Still, maybe we cling to the thought that, if there is a scoresheet of pains and pleasures, if we experience a great pain in our life, we ought to have a little pleasure here and there--maybe even a big pleasure, maybe even something that we reorient our lives to get.  This thought is illusory.  In fact, true happiness is based on living our lives on the basis of the good and the real--and not on the basis of what brings us pleasure.
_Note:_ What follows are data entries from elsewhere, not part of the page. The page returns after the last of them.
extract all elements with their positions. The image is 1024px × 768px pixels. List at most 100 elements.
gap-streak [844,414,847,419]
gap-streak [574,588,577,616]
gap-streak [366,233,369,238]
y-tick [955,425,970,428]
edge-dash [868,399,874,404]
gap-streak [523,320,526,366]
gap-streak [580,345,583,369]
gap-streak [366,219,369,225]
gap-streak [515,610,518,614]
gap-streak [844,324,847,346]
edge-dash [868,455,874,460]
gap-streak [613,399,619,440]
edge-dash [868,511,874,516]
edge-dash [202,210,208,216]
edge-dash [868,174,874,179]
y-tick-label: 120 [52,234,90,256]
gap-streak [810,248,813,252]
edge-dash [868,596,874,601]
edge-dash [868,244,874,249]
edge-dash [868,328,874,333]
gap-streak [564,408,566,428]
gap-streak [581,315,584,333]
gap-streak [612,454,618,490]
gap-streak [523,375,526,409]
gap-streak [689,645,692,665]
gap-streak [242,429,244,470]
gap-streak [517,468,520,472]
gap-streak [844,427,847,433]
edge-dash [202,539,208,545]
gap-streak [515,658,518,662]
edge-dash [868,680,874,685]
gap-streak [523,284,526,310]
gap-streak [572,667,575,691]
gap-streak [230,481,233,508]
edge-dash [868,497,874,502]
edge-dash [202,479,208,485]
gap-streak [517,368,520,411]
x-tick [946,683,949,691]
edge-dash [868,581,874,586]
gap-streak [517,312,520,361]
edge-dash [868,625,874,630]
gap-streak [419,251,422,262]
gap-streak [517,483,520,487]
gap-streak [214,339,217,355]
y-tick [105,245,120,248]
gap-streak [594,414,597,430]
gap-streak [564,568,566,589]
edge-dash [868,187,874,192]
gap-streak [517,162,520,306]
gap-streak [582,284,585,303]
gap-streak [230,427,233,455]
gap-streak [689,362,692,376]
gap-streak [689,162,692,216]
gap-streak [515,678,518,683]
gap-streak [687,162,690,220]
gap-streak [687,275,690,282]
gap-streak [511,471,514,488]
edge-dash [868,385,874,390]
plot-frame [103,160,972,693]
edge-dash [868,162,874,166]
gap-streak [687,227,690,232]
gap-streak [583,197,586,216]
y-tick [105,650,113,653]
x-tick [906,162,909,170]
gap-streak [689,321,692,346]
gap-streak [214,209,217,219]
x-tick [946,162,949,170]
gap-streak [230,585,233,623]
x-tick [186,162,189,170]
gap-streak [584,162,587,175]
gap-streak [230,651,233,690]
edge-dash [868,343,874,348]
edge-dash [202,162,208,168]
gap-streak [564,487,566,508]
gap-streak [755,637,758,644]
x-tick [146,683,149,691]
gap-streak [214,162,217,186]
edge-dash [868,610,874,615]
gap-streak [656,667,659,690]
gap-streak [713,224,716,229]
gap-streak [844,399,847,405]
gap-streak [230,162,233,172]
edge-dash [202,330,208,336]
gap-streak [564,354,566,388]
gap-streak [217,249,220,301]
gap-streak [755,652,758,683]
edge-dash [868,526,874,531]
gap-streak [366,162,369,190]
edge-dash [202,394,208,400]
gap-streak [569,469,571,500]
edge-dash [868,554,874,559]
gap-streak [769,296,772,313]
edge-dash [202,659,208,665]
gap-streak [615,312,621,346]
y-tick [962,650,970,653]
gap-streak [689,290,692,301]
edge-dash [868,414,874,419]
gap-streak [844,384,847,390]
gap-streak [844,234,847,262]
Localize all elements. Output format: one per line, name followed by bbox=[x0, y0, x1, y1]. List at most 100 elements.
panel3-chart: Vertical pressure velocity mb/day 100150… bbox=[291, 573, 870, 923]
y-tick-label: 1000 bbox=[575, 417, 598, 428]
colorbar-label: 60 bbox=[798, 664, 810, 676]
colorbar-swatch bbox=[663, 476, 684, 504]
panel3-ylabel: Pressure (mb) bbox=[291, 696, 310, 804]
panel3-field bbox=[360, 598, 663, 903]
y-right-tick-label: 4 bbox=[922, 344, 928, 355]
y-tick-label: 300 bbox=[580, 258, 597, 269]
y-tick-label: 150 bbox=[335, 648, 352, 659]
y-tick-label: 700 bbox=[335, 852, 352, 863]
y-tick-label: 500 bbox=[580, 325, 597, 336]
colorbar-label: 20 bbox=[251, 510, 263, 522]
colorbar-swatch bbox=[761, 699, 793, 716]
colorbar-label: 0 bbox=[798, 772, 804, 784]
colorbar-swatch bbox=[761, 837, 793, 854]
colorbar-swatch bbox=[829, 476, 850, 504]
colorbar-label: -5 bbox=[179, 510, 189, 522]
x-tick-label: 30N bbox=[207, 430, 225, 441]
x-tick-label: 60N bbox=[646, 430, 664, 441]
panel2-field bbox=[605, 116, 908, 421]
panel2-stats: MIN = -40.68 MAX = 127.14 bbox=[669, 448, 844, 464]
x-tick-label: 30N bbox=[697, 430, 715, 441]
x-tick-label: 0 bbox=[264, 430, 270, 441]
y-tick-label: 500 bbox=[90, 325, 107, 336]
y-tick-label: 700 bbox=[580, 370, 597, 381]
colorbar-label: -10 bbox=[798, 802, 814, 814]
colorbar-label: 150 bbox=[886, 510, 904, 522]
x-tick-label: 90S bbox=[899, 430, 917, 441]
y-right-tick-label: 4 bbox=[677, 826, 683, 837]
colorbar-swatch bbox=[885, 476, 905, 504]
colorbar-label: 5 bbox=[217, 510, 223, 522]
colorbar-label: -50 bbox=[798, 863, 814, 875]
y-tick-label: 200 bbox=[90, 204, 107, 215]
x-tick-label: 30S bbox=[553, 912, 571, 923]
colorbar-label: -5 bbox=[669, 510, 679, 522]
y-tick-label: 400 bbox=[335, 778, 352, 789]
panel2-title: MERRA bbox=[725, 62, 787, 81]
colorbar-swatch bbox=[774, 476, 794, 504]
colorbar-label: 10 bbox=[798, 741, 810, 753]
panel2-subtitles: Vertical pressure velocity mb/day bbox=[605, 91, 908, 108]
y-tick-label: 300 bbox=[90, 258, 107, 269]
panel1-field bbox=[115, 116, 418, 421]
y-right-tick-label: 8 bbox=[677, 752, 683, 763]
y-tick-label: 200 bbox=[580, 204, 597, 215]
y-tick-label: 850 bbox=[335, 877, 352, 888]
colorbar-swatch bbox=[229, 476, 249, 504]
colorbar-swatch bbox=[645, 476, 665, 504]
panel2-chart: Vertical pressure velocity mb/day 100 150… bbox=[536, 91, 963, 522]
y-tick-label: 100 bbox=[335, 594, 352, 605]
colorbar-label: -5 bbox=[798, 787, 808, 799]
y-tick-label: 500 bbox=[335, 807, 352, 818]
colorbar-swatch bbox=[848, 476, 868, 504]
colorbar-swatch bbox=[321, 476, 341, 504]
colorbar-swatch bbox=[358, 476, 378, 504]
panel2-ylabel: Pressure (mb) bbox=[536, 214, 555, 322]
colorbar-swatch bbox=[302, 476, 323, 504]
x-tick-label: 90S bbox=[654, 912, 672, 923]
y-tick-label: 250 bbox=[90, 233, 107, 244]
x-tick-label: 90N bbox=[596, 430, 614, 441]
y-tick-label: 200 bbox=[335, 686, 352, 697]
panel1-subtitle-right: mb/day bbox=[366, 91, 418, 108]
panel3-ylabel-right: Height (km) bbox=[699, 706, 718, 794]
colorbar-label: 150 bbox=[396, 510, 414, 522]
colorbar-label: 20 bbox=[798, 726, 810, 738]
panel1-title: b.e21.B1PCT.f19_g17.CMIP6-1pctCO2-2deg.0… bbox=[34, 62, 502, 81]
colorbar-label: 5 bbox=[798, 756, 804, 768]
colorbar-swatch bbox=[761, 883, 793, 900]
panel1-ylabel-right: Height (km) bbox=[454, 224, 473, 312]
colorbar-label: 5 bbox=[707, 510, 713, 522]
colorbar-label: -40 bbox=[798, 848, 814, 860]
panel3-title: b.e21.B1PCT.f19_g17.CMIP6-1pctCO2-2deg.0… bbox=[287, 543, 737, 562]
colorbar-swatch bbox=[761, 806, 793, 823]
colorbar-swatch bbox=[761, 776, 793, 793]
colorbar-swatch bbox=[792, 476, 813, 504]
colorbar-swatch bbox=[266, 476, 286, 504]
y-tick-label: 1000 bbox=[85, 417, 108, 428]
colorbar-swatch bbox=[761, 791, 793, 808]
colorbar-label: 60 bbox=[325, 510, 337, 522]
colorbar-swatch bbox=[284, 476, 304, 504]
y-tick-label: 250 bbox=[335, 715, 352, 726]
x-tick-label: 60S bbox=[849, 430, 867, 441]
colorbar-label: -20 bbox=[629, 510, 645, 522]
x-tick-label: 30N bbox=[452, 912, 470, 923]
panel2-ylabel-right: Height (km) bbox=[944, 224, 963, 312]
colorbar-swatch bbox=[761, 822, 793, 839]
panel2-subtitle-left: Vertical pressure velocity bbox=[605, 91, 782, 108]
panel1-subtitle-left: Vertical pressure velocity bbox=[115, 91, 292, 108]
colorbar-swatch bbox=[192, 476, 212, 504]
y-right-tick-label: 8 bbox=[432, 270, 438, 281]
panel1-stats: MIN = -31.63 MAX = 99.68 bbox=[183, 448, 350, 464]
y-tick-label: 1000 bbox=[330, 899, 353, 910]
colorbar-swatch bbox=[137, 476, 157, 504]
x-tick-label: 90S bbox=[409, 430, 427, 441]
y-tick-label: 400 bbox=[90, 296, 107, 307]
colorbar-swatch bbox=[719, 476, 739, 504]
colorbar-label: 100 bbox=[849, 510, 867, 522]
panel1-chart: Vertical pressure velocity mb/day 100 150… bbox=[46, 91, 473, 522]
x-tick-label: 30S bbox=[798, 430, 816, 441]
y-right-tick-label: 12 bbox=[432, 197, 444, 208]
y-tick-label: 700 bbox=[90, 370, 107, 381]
The thing to do when we experience a sorrow that overclouds our life is to stay on course.  Stay steady and trust in a Mercy that provides for you way more than your (largely futile) search for this or that pleasure will yield.  Open yourself to what suffering can teach, because realizing that living a good life will sometimes naturally (and not as a result of mistakes or sin on your part but just because you are trying to be good and seek the good) cause you to suffer can really make you think.  Is pleasure really what life is about when it passes away and your soul does not?

Tuesday, June 3, 2014

Can't Wait

My perpetual condition is like a kid who starts counting down to Christmas in October (which is, in fact, what I did as a child).  I just can't wait!  Today I told a four-year-old, "You should find something else to do besides sit and wait for the melty beads, because if you just sit there and watch you make the other kids feel uncomfortable and it just makes the waiting seem longer and you get impatient."  Despite not quite being able to pronounce the word "impatient," the kid got the point.  Only later--now--do I realize that what I was trying to teach this child is something I myself need to learn.  I must wait.  Whether I like it or not, things will not be ready right when I want them, the light won't turn green any faster if I tap my foot, and sitting and staring and hoping for something to be ready faster only makes others uncomfortable.

Sunday, June 1, 2014

Trads please . . .

My dear fellow traditional Mass-goers, I love you, but please: can we stop driving people away from the Mass we love?  In what universe does it make sense to go around condemning other Catholics as modernist instead of reaching out to them in love?  And there is no need for us to be the modesty police . . . police your eyes, sure, but let people figure it out from the way you dress that they should also dress respectfully. 

Also, let's not close off dialogue by being, frankly, impolite in the way we express opinions.  When I was in college and had conversations with my friends, we would just go ahead and assert something and wait for someone else to argue the point and then use our superior knowledge to prove them wrong.  This may have been appropriate for undergraduates at a liberal arts college, but in most normal settings it is considered rude: you ask questions and listen to another person rather than telling him what he should think.  You don't know everything.  He may know even less than you, sure, but firstly, how do you know how much he does or doesn't know if you don't listen to him?  Secondly, would he be at all likely to listen to what you have to say if you deliver it with (what is perceived as) a superior attitude?

Finally, don't be misogynist.  I like to think this problem is more rare, but I won't fool myself into thinking it doesn't exist.